Azınlık kültürünün kronik mahcupluğunu üzerinden atabilmiş, siyah saçları, hukuk diploması ve savcı kimliğiyle işte buradayım diyebilen biri… O, Danimarka’nın ilk Türk savcısı… Semiha Daşbaş çocukluğu ve yaşadığı sosyal çevre göz önüne alındığında Danimarka’da doğup büyüyen diğer insanlardan çokta farklı değil.
Ancak O, yaklaşık 58 bin Türkiye kökenli insan arasından çıkan ilk savcı! Danimarka’daki ki şiddet olaylarının çoğunluğundan yabancıların sorumlu tutulduğu bir ortamda, yabancı kökenli biri olarak Danimarka’nın daha adil bir ülke olması için hizmet ediyor. Kendisiyle çocukluğu, eğitim hayatı ve savcı kimliği hakkında konuştuk.
“Yaptığımız en iyi yatırım çocuklarımıza yaptığımız yatırımmış“
1978 yılında Sivas’ın Şarkışka ilçesinden Danimarka’nın Ringsted şehrine göç eden Abidin ve Ayşe Daşbaş çiftinin burada 5 kızı bir de oğlu olur. İlk çocuklarına Filiz adını verirler. Daha sonra ise Hülya ve Semiha adını verdikleri ilk ikiz çocukları dünyaya gelir. İlk ikiz diyorum çünkü Daşbaş ailesinin Fatma adını verdikleri dördüncü çocuklarından sonra Saliha ve Salih adını verdikleri ikinci ikizleri de dünyaya gelir. Danimarka sosyal imkânları geniş bir ülke olsa da 6 çocuğu okutmak kolay olmamıştır. Fakat bu Daşbaş çiftinin geri adım atmasına neden olmaz, çocuklarının eğitimi için hiçbir masraftan kaçınmazlar. Her ikisi de çalışır; baba tercümanlık yapar anne ise on yıl kadar bir kreşte eğitmenlik yaptıktan sonra Belediye otobüslerinde şoförlük yapar. Emekleri karşılıksız kalmaz, en büyük kızları Tıp fakültesini bitirir ve diş hekimi olur. Semiha ise Hukuk Fakültesini bitirir ve Danimarka’nın ilk Türk savcısı olur.
Abidin ve Ayşe Daşbaş çifti çocukları için yaptıkları hiçbir şeyden pişmanlık duymuyor. Bu bağlamda baba Abidin Daşbaş’ın şu sözü bir şekilde çocuk yetiştirmek zorunda kalan herkesin kulağına küpe olacak mahiyette: “Geçmişe dönüp baktığımızda görüyoruz ki; yaptığımız en akıllı yatırım çocuklarımızın eğitimine yaptığımız yatırımmış!“
İşte Semiha böyle çalışkan ve basiretli bir anne babanın çocuğu olarak dünyaya gelir.
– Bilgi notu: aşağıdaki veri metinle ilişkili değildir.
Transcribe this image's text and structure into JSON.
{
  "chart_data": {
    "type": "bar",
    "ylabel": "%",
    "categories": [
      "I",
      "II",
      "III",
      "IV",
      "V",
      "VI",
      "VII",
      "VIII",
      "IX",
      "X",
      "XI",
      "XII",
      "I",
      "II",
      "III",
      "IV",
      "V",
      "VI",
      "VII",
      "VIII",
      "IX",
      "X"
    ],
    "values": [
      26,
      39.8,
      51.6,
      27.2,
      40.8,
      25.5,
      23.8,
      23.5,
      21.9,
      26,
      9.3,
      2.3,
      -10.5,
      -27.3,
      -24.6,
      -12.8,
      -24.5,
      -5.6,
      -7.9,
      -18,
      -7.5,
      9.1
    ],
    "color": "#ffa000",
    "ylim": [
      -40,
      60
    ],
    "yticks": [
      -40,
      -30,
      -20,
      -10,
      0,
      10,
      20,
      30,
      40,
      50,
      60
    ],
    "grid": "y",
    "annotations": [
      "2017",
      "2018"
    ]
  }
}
En büyük rakibi bugün diş hekimliği yapan ablası Filiz’dir. Zamanla aralarında tatlı bir rekabet oluşur. Semiha hem bu tatlı rekabette ablasını geçmek için hem de kendileri için gecesini gündüzüne katan ailesini utandırmamak için hep biraz daha fazla çalışması gerektiğini bilir. Büyüdükçe çalışkanlığı ve rekabeti seven yapısıyla arkadaşları arasından sıyrılmayı başarır. Annesinin sürekli çalıştığını gören Semiha en azından ev işlerinde sana yardımcı olayım dediğinde ise: “Sen sadece derslerinle ilgilen bu bana yeter“ cevabını alır. Nitekim Semiha da öyle yapar. Bütün okul hayatı boyunca bir tek kırık not almaz.
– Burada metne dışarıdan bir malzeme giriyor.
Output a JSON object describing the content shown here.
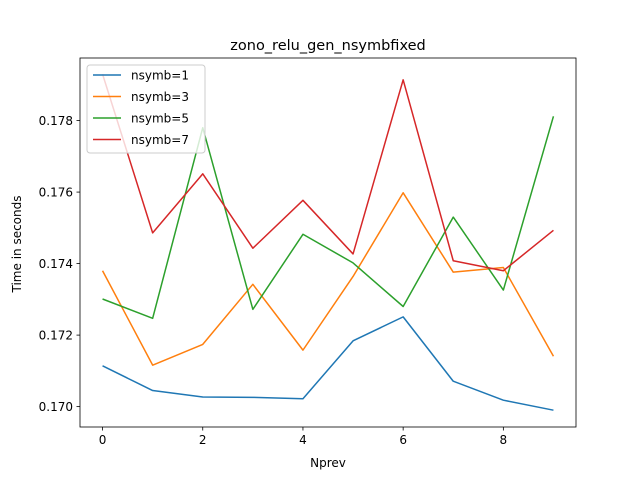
{
  "chart_data": {
    "type": "line",
    "title": "zono_relu_gen_nsymbfixed",
    "xlabel": "Nprev",
    "ylabel": "Time in seconds",
    "xlim": [
      -0.45,
      9.45
    ],
    "ylim": [
      0.16943,
      0.17975
    ],
    "xticks": [
      0,
      2,
      4,
      6,
      8
    ],
    "xtick_labels": [
      "0",
      "2",
      "4",
      "6",
      "8"
    ],
    "yticks": [
      0.17,
      0.172,
      0.174,
      0.176,
      0.178
    ],
    "ytick_labels": [
      "0.170",
      "0.172",
      "0.174",
      "0.176",
      "0.178"
    ],
    "grid": false,
    "legend_position": "top-left",
    "x": [
      0,
      1,
      2,
      3,
      4,
      5,
      6,
      7,
      8,
      9
    ],
    "series": [
      {
        "name": "nsymb=1",
        "color": "#1f77b4",
        "values": [
          0.17114,
          0.17045,
          0.17027,
          0.17026,
          0.17022,
          0.17184,
          0.17251,
          0.17071,
          0.17018,
          0.1699
        ]
      },
      {
        "name": "nsymb=3",
        "color": "#ff7f0e",
        "values": [
          0.1738,
          0.17116,
          0.17174,
          0.17342,
          0.17158,
          0.17364,
          0.17598,
          0.17376,
          0.17389,
          0.17141
        ]
      },
      {
        "name": "nsymb=5",
        "color": "#2ca02c",
        "values": [
          0.17301,
          0.17247,
          0.1778,
          0.17272,
          0.17482,
          0.17402,
          0.1728,
          0.1753,
          0.17326,
          0.17812
        ]
      },
      {
        "name": "nsymb=7",
        "color": "#d62728",
        "values": [
          0.1793,
          0.17486,
          0.17651,
          0.17443,
          0.17577,
          0.17427,
          0.17914,
          0.17408,
          0.1738,
          0.17493
        ]
      }
    ]
  }
}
Semiha: “Tıp mı okusam, hukuk mu“
İlk okulu Ringsted’de okuyan Semiha yine aynı şehirde liseye başlar. Yabancılar arasındaki liseye devam etme oranının çok yüksek olmadığı Danimarka’da O liseyi onuncu yıla uzatmadan, dokuz yılda bitirir. Bu konuda bugün diş hekimliği yapan Filiz ablasını da geçmiştir. İş üniversitede bölüm seçmeye geldiğinde ise; Semiha’nın aklında birbiriyle çokta ilgisi olmayan iki farklı alan vardır: Tıp ve Hukuk.
Kalın kitapları ve ağır ders programları dışında ortak noktaları olmayan bu iki bölüm arasında tercih yapmak zorunda kalan Semiha babasının da yönlendirmesiyle Hukuk okumaya karar verir.
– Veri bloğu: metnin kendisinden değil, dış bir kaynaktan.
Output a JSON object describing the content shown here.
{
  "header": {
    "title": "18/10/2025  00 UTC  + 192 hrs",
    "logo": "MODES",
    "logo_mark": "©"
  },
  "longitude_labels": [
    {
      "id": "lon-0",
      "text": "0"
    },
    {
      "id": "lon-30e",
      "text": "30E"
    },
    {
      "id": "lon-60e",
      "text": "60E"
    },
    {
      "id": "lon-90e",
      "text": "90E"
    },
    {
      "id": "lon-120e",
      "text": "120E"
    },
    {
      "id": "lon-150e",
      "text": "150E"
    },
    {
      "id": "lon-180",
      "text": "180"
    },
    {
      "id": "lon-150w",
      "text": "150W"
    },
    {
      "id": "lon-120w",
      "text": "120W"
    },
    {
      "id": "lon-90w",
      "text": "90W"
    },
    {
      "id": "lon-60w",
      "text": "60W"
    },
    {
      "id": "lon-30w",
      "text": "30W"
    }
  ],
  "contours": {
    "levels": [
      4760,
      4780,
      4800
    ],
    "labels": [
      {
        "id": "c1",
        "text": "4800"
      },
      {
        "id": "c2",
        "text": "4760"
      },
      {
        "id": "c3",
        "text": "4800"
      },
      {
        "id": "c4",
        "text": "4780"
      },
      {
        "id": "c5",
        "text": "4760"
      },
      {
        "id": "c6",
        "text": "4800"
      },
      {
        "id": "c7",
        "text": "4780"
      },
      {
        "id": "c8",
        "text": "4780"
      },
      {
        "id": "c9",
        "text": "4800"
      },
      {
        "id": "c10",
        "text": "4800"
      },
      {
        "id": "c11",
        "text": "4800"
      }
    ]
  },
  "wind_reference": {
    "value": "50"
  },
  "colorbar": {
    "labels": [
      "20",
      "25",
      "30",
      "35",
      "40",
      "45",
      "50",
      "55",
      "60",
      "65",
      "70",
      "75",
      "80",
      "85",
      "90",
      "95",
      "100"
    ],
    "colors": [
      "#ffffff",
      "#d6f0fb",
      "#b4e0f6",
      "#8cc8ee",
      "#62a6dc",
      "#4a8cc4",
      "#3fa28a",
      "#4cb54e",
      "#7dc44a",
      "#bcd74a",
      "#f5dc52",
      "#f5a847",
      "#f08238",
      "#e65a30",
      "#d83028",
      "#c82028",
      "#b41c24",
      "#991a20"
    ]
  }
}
2000 Yılında Arhus Üniversitesi Hukuk Fakültesi için başvuru yapmıştır: kabul edilir. Danimarka’nın en iyi hukuk eğitimini veren üniversitesinde iki yıl okuduktan sonra babasının ‘Ringsted’e yakın bir yere gel’ ısrarlarına dayanamayıp Kopenhag Üniversite’sine geçiş yapar ve buradan 2007 yılında mezun olur.
“Üniversite nasıl geçti, zor olmadı mı onca kalın kitapla mücadele etmek?“ diye sorunca Semiha: “Zor olduğu zamanlar olmuştur ama ailem beni sürekli desteklediği için bana derslerimle ilgilenmek dışında yapacak bir şey kalmıyordu o yüzden üstesinden gelebiliyordum“ diyor.
Bir süre çeşitli yerlerde staj yapan Semiha 2007 yılında savcılık başvurusu yapar. Başvurusunu inceleyen Adalet Bakanlığı; üniversitedeki iyi notları ve staj yaptığı çeşitli kurumlardan aldığı olumlu referans mektupları sayesinde kendisini savcılığa kabul eder. Çiçeği burnunda savcı Næstved şehrine tayin edilir ve 2 yıl kadar orada görev yaptıktan sonra başkent Kopenhag’a döner. Halen başkentte savcılık yapan Semiha şimdilik Danimarka’da ki tek Türkiye kökenli savcı.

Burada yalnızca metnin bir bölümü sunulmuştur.